Die Amnestie war eine der Kernforderungen der BSW-Bundesvorsitzenden Sahra Wagenknecht. Sie hatte das vor gut einem Monat vorgestellte Sondierungspapier als "Fehler" bezeichnet. In der Folge kam es zum offenen Machtkampf zwischen der Parteispitze in Berlin und der Führung des Thüringer Landesverbands.

Der Bundesvorstand erklärte in einem Beschluss, dass sich das BSW nur nach deutlichen Nachbesserungen an einer Regierung beteiligen könne. Dabei gehe es insbesondere um die sogenannten Friedenspositionen der Partei, aber auch um landespolitische Anliegen. 

Im aktuellen Vertragspapier machen CDU und SPD allerdings kaum zusätzliche außenpolitische Zugeständnisse an Wagenknecht. Weder werden die Waffenlieferungen an die Ukraine noch die geplante Stationierung von US-Mittelstreckenwaffen in Deutschland infrage gestellt. Die von der Parteichefin harsch kritisierte Präambel bleibt unverändert. 

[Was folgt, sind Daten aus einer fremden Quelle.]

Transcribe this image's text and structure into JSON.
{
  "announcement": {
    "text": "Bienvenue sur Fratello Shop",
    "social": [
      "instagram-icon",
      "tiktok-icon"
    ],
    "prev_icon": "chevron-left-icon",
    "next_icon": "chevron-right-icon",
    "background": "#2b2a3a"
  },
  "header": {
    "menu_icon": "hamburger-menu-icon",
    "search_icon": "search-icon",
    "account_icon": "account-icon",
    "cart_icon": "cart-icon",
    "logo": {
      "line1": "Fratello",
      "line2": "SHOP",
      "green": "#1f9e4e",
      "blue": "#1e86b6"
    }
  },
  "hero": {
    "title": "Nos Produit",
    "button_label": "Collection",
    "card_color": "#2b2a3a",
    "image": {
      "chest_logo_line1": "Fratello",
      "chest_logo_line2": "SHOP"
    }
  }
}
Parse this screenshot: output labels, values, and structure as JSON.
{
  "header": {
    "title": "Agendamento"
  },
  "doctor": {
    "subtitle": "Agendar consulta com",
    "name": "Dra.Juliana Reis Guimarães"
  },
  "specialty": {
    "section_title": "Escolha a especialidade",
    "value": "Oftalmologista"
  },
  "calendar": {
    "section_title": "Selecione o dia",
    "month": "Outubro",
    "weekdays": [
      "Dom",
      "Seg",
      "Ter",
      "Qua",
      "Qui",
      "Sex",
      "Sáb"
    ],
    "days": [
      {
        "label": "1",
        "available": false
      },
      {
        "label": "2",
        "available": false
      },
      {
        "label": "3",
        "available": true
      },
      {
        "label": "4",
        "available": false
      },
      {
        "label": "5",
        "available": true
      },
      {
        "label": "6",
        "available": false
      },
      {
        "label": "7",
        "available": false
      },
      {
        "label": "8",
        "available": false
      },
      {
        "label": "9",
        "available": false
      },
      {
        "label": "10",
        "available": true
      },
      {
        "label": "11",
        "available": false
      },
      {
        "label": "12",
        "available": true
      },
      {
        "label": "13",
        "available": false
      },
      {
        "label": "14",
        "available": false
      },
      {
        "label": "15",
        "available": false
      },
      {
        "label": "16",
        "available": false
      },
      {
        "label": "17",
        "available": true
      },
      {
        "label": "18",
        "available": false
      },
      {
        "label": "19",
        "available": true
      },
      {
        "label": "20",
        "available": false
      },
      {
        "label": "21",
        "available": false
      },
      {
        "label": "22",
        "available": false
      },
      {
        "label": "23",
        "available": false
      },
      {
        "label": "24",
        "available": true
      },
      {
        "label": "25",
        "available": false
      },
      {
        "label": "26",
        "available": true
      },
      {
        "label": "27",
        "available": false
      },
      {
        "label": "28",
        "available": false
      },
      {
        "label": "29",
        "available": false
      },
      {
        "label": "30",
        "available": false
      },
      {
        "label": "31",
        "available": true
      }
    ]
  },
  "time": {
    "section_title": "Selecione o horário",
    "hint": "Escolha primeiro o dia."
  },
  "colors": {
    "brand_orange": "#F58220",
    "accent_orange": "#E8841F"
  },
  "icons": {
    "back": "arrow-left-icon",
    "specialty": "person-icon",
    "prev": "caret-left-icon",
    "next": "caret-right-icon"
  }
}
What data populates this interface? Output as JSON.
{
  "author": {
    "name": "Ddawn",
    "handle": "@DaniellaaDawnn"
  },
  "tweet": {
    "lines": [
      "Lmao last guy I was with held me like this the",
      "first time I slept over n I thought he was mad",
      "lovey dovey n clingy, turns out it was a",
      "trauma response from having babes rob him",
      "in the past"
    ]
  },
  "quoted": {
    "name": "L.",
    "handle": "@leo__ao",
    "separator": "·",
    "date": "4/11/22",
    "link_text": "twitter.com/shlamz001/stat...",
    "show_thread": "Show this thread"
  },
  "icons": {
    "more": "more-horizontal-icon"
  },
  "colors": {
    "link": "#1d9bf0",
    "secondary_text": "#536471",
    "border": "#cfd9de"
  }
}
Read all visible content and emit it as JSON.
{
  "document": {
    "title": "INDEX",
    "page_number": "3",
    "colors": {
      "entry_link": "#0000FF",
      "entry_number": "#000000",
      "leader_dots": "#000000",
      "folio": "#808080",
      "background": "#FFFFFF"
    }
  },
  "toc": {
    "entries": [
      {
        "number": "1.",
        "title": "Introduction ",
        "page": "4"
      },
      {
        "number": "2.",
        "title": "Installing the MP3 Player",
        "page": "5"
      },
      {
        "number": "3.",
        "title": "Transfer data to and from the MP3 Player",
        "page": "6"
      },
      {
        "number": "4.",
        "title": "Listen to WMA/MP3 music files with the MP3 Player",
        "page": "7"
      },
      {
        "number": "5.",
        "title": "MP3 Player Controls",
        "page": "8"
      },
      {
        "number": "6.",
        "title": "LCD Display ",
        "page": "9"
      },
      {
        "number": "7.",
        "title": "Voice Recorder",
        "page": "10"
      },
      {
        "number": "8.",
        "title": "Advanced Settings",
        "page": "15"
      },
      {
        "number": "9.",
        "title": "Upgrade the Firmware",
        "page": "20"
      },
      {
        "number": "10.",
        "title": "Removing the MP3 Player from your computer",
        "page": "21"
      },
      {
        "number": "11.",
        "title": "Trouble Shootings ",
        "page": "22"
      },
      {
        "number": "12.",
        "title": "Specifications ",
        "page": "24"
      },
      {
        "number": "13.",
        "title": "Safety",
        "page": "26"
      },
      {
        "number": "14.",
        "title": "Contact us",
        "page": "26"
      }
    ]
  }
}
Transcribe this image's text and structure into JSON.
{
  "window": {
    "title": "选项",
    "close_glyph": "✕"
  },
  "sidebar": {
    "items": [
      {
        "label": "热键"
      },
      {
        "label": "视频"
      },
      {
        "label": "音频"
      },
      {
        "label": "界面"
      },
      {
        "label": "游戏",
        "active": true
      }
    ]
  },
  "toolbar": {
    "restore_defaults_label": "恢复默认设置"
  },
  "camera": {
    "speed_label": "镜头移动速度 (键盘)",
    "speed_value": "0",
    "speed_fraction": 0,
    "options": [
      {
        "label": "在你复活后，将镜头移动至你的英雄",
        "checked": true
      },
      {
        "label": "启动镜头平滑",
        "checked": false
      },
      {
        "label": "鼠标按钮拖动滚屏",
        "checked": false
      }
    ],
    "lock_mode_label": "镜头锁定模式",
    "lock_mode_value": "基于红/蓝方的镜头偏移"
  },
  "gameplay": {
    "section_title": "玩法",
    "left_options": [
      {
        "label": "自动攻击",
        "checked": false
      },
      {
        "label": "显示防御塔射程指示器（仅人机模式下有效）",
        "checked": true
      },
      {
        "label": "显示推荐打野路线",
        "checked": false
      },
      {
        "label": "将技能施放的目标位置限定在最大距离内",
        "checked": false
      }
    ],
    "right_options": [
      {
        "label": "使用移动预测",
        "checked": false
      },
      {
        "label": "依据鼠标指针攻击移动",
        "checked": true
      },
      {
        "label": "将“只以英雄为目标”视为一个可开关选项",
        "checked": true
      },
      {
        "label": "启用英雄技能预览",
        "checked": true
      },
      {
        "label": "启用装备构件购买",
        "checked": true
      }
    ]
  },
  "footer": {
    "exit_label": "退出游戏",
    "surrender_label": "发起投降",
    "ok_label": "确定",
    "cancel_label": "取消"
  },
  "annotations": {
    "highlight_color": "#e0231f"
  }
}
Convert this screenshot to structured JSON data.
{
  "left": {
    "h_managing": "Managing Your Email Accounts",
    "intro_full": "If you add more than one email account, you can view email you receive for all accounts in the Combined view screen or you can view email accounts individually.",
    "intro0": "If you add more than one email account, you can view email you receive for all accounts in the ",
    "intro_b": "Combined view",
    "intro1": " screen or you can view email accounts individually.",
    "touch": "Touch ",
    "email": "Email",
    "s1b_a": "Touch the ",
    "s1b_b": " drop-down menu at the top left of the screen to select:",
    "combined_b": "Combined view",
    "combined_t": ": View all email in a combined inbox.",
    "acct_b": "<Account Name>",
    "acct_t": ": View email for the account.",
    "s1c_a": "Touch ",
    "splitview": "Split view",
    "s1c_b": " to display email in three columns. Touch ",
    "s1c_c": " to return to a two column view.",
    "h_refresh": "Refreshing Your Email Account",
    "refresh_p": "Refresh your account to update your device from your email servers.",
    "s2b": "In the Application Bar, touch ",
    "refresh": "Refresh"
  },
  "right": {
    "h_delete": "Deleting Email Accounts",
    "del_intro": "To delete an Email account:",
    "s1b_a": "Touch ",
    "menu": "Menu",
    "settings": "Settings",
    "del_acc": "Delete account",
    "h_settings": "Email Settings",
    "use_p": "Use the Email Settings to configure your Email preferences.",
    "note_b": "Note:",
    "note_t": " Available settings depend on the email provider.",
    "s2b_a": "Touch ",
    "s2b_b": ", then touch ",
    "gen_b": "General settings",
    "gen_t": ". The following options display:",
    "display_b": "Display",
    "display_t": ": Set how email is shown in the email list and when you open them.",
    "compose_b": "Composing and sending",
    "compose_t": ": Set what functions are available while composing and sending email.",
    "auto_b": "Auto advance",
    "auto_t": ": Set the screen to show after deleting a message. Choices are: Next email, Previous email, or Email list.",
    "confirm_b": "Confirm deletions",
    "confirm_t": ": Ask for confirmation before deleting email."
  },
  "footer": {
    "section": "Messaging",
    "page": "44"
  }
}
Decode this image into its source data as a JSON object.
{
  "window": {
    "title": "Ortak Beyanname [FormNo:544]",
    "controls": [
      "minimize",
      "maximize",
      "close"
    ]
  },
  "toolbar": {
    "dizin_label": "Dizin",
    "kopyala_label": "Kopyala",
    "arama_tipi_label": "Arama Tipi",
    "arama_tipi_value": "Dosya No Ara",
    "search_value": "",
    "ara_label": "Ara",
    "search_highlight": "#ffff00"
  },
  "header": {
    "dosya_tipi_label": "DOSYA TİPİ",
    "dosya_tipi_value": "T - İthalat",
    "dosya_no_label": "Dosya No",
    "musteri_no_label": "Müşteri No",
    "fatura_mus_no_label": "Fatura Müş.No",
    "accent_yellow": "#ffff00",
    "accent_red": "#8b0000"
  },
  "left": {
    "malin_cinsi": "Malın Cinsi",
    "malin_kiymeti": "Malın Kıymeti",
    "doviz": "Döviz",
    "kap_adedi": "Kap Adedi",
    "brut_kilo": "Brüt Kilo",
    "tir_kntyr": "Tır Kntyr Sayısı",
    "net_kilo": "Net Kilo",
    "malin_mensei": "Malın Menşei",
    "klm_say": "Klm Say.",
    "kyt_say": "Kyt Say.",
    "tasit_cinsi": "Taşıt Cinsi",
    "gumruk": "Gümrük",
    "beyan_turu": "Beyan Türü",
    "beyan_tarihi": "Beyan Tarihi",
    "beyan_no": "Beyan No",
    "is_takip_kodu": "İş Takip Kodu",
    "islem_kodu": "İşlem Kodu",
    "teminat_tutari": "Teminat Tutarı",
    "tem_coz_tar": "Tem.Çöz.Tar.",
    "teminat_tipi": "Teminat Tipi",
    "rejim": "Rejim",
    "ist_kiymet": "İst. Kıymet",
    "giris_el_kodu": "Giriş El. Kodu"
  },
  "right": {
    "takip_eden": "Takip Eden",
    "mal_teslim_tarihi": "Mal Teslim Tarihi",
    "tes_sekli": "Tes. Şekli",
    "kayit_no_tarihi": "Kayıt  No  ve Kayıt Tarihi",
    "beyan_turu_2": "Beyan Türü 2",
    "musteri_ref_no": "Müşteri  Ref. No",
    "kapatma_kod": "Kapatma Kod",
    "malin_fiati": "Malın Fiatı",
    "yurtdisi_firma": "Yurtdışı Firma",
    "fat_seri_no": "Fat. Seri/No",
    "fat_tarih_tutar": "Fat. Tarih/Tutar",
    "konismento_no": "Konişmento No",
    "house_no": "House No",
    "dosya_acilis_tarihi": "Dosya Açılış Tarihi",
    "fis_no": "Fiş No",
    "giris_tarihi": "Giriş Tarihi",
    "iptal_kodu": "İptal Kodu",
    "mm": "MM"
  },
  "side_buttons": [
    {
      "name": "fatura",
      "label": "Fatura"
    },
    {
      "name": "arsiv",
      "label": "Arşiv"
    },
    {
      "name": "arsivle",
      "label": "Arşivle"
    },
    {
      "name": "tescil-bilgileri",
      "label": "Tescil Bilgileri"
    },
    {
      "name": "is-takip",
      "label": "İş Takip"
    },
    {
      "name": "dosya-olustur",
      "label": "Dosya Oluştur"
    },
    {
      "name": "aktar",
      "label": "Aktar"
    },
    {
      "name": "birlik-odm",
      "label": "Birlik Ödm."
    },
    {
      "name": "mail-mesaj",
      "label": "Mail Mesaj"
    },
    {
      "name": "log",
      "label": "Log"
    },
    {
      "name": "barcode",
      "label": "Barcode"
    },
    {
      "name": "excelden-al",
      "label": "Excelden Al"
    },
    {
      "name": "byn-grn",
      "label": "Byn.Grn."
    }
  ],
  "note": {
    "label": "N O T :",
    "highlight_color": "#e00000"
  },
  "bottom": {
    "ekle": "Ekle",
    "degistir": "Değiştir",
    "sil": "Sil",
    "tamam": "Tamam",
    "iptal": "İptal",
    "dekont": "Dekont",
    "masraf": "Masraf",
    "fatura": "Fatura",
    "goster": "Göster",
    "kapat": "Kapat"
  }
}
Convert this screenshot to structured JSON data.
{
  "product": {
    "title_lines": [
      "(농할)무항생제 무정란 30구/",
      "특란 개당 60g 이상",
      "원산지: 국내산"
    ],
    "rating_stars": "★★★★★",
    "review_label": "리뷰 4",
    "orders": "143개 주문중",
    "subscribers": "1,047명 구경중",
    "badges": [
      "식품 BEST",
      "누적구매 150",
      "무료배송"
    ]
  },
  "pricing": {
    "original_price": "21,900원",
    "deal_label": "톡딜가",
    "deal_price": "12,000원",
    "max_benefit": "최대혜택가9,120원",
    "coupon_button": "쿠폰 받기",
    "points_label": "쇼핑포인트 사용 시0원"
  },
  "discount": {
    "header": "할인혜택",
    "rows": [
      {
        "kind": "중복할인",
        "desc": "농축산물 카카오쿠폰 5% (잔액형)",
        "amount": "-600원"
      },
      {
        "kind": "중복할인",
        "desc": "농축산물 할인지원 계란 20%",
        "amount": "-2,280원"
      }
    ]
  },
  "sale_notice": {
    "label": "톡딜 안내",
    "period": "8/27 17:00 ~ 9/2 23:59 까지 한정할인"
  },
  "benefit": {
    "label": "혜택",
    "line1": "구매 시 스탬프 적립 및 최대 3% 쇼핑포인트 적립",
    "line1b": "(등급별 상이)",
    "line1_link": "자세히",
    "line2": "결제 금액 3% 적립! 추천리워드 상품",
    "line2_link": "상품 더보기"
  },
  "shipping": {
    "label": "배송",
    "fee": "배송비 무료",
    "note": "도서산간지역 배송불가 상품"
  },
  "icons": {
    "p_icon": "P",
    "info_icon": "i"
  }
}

Nur in dem Vertragskapitel, in dem es um die Europapolitik geht, wird in einer Formulierung zur außenpolitischen Situation noch einmal auf das BSW zugegangen und die Stationierung der US-Raketen kritisch hinterfragt. Zudem versprechen die Parteien, an den Hochschulen zusätzliche Lehr- und Forschungskapazitäten für Friedens- und Konfliktforschungen einzurichten.

Wagenknecht lenkte offenbar wegen Neuwahl des Bundestags ein

Obwohl damit das von Wagenknecht gestellte Ultimatum nicht erfüllt ist, hat die Parteivorsitzende bereits Zustimmung signalisiert. Angesichts des Scheiterns der Ampel-Bundesregierung und der vorgezogenen Bundestagswahl kann sie keine weitere Eskalation in Thüringen riskieren, zumal die Werte der Partei sinken. In der jüngsten Umfrage von Forsa steht das BSW nur noch bei 4 Prozent. Auch die persönlichen Werte der Parteivorsitzenden haben gelitten.

Wagenknecht bemüht sich nun umso mehr, die Ergebnisse zum eigenen Erfolg zu erklären. Dass der Koalitionsvertrag "wesentlich konkreter und besser" als das Sondierungspapier ausfalle, sei vor allem dem Druck "aus der Thüringer Basis und der Bundespartei" zu verdanken, sagte sie dem stern.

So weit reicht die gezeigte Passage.